Harvard University is removing the “difficulty scores” from its course evaluation guide.

Given that the most common grade is an “A” at the institution, perhaps the administrators thought the information was now irrelevant.

The Q Guide, the College’s course and instructor evaluation system, will no longer publicly display course difficulty scores, Dean of Undergraduate Education Jay M. Harris wrote in an email to students Tuesday afternoon.

…The decision was officially made during a Faculty Council meeting on September 25, according to Secretary of the Faculty Susan L. Lively. She wrote in an email to The Crimson last week that the Faculty Council decided on the change last fall. At the time of her email, the College was in the process of implementing those changes, she wrote.

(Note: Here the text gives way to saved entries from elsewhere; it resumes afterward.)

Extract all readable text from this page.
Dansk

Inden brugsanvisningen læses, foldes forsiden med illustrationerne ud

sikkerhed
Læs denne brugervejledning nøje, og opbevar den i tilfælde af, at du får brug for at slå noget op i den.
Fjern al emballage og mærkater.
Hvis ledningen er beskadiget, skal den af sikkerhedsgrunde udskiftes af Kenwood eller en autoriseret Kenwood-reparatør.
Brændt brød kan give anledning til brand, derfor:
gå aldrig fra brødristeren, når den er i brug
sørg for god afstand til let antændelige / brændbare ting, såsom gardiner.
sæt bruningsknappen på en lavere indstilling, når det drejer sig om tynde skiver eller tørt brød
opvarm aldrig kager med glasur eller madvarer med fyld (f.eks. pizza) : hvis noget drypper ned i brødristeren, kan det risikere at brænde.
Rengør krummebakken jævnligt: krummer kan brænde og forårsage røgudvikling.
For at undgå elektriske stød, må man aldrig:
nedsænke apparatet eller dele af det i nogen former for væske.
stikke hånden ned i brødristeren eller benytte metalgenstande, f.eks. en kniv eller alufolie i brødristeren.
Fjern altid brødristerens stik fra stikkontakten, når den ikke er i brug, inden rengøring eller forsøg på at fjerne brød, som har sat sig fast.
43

…Harris’ email said “these changes reflect the decisions of the Faculty Council that were intended to make the Q a more accurate, sophisticated, and helpful mechanism for learning about and choosing courses.”

Some members of the Faculty Council posited that the difficulty score was never a necessary component of the Q Guide and may have encouraged students to choose courses based on their rated difficulty instead of on other factors.

“[The difficulty score] could encourage students simply to use that criterion for choosing their courses,” said Classics professor Richard F. Thomas said in an interview prior to Harris’s announcement. “It could create an impulse in the instructor to make the course easier in order to attract students.”

Chinese History professor Mark C. Elliott added that he thinks most students and faculty members would agree that the difficult level of a course “is not really the most important thing about a class.”